Disney has made a lot of (mostly positive) changes to the Star Wars franchise since purchasing Lucasfilm in late 2012, and the latest Disney move is to finally release the series in a digital format. Disney announced this week that all six Star Wars films will be released in “Digital HD” this Friday, April 10th. First, we’ll quickly note that Disney’s liberal use of the term “Digital HD” format shouldn’t confuse you. There’s nothing inherently special about this new release; it’s just a normal 1080p digital download like every other movie available from your favorite online provide.
Second, and more importantly, the Star Wars saga and its associated bonus features will be available digitally on a number of online platforms, including iTunes, Amazon, Google Play, and Xbox Video. From which retailer should you make your purchase?
If you’re an Apple fan, you might initially think that iTunes is a no-brainer. After all, Apple’s online digital store is easy to navigate, and your purchases will be instantly available on all of your computers, iDevices, and Apple TV. But before you break out the iTunes gift cards, you should note that Apple just might be on the dark side of this new release, at least from a value perspective.
As of today, Apple is only offering the six Star Wars films individually for $19.99 each, making it about $120 for the entire set if that’s what you’re looking for. While other retailers are also offering each film individually at $19.99, they also have an option to purchase the entire set at a discount. Star Wars: The Digital Movie Collection contains all six films and the non-exclusive bonus features and is priced at $89.99 at Google Play, Amazon, and Xbox Video (note: Xbox Video originally priced the collection at $99.99 when announced, but has since dropped the price to match Amazon and Google).

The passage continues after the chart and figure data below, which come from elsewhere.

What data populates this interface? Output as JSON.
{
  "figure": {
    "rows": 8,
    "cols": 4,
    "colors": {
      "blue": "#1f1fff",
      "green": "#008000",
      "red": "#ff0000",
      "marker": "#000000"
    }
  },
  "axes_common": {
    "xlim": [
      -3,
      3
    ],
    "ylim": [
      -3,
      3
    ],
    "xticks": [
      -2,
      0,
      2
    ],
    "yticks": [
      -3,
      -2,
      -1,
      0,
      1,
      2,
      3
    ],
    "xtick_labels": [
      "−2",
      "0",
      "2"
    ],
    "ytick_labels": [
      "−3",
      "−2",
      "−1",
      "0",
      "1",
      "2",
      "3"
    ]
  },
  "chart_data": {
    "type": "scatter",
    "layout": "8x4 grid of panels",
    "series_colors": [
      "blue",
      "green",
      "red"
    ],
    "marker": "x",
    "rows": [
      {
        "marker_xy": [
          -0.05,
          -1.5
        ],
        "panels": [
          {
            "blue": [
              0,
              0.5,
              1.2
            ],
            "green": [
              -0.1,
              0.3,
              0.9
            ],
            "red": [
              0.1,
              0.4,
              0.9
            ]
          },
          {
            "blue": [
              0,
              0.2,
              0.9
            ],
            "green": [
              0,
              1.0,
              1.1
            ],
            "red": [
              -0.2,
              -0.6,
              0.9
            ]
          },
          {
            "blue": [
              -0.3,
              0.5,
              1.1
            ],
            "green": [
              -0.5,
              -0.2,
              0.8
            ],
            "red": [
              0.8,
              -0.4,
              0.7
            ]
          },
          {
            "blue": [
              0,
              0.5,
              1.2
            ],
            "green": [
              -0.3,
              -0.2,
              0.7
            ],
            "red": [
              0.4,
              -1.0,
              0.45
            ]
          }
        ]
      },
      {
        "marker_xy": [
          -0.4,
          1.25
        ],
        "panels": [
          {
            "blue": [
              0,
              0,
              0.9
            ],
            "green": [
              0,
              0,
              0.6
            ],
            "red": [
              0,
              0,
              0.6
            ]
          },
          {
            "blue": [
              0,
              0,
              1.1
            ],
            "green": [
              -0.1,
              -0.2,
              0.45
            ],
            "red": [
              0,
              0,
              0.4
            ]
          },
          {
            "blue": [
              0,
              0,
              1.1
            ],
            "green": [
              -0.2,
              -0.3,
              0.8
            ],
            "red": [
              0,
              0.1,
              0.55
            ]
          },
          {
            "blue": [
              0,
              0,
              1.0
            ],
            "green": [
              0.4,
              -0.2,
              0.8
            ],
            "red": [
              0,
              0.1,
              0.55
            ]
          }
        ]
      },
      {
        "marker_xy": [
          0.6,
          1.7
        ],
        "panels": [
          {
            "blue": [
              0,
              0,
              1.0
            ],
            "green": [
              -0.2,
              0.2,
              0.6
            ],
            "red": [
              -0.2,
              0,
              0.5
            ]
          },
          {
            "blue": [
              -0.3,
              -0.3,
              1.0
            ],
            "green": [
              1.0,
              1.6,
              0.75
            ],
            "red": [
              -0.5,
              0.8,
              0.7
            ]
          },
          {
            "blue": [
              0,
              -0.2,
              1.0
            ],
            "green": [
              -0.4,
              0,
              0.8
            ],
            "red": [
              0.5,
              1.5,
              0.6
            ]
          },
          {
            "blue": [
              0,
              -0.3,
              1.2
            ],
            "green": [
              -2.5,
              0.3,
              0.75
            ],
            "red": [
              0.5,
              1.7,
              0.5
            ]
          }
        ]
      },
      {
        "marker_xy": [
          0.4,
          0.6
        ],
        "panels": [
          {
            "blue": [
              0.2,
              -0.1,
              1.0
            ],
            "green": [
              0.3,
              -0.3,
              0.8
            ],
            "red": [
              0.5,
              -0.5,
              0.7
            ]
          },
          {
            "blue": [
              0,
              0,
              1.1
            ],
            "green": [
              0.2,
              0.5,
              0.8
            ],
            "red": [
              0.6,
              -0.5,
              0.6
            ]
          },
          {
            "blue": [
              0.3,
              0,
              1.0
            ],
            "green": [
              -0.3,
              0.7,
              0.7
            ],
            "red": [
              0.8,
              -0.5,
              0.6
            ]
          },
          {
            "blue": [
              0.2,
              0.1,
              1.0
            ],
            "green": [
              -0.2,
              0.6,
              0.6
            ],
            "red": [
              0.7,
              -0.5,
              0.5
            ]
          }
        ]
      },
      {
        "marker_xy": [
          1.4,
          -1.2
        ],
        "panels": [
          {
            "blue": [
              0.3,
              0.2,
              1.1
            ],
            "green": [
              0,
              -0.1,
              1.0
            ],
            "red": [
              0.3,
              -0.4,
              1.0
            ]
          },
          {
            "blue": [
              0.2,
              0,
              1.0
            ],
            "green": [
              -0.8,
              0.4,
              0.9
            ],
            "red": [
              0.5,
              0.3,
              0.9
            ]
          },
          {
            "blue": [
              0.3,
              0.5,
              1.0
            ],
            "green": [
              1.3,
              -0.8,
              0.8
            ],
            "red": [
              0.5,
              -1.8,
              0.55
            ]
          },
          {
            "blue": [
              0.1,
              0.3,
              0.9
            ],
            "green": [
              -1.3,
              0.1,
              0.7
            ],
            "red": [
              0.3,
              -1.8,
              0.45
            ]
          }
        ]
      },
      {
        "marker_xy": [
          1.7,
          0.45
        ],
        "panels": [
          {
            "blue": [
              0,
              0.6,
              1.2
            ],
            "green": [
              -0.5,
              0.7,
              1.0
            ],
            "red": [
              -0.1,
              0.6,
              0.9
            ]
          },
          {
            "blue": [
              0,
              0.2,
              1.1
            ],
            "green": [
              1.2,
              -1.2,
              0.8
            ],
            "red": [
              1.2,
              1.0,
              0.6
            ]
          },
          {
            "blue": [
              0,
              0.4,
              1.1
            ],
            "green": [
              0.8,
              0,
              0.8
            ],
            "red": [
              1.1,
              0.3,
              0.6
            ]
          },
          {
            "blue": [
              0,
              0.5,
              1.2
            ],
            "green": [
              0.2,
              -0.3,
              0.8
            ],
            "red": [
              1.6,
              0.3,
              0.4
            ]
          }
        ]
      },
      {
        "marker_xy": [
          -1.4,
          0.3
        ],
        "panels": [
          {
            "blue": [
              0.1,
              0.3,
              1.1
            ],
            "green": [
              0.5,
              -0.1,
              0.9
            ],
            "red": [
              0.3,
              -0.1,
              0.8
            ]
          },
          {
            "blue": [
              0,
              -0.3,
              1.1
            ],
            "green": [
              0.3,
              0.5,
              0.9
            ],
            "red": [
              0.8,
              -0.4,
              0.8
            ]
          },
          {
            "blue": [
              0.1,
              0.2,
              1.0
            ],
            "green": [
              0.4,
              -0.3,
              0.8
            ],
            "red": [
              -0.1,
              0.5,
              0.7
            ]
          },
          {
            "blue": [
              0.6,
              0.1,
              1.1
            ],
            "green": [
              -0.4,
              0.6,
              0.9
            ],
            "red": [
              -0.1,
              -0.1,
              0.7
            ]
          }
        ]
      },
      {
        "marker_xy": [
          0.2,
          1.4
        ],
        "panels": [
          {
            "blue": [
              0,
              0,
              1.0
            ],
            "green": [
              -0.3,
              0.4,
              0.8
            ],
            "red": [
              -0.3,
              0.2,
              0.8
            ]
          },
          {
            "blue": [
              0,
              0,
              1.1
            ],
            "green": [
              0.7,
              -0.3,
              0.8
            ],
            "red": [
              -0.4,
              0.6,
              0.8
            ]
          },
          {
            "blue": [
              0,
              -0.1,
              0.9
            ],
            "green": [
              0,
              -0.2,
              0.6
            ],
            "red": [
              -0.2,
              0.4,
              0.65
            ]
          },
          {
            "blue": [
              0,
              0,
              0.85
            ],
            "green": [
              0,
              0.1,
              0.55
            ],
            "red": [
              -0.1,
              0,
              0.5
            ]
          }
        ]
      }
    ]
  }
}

The important factor to keep in mind is that, although iTunes offers the best compatibility for the Apple ecosystem, those purchasing digital content from other providers, especially Amazon, still enjoy full compatibility on their Apple devices. For example, Amazon offers the the Amazon Instant Video app for the iPhone and iPad and a browser-based player for PC and Mac. There’s no dedicated Amazon Video channel for Apple TV, but users can easily watch the video on their big screens via AirPlay from their iDevice. For mixed-platform households, Amazon looks even better, as its services are available on a range of mobile devices and set-top boxes, meaning more flexibility in addition to a discounted price.
If you like to play the “prequels didn’t really happen” game and just plan to pick up a few individual movies, the difference between the platforms becomes less clear, as all films are priced individually at $20. You’ll still have more flexibility with Amazon, but if you’re an Apple-all-the-way kind of person, that advantage is negligible. But there’s still one more alternative that many users should consider: Blu-ray.
The Star Wars saga has been available in HD for several years on everyone’s favorite “bag of hurt” platform. The video quality of the upcoming digital release won’t be any better than the Blu-ray master (in fact, it will be technically worse based on bitrate, although likely indistinguishable to the majority of viewers), although there are some bonus features exclusive to each platform. Still, you’ll get all six films (or one of the trilogies, if you prefer), for the same $90 price as the digital release (or $42 for each trilogy).
Why go Blu-ray? Well, in addition to the slightly better video quality (and notably better lossless audio track), you’ll get a physical copy of the films that’s yours to keep as a backup and the ability to make a legally gray* fair-use backup of the films in any format, and of any quality, for digital use. This is particularly valuable as you’ll get to decide when and how to enjoy your purchased media: if you’re an iPhone owner today and decide to buy the films on iTunes, but down the road switch to Android, you’re a bit out of luck. But if you have a personal DRM-free copy of the films from your own Blu-ray collection, you can switch platforms at will. It’s the kind of consumer freedom that makes Chris Dodd throw a hissy fit.
Going with Blu-ray isn’t as simple as a digital download, of course. There’s the time it takes to get the discs in the mail or at the store, and the time to rip and encode the files. Add to that the fact that many consumers don’t have Blu-ray drives connected to their PCs or Macs. You can solve the Blu-ray drive problem easily enough, but it still may be more hassle than the average user is willing to go through. But if you’re willing to put a little time in up front, you’ll get to enjoy Star Wars in the best quality and with the most flexibility.
This Friday is sure to be an exciting day for Star Wars fans, and a great way to bridge the gap until Episode VII lands this winter. Just make sure you think twice about your digital platform before clicking that ‘Buy’ button.
*Check your local laws and regulations for guidance on the legality of making personal backup content of copyrighted information.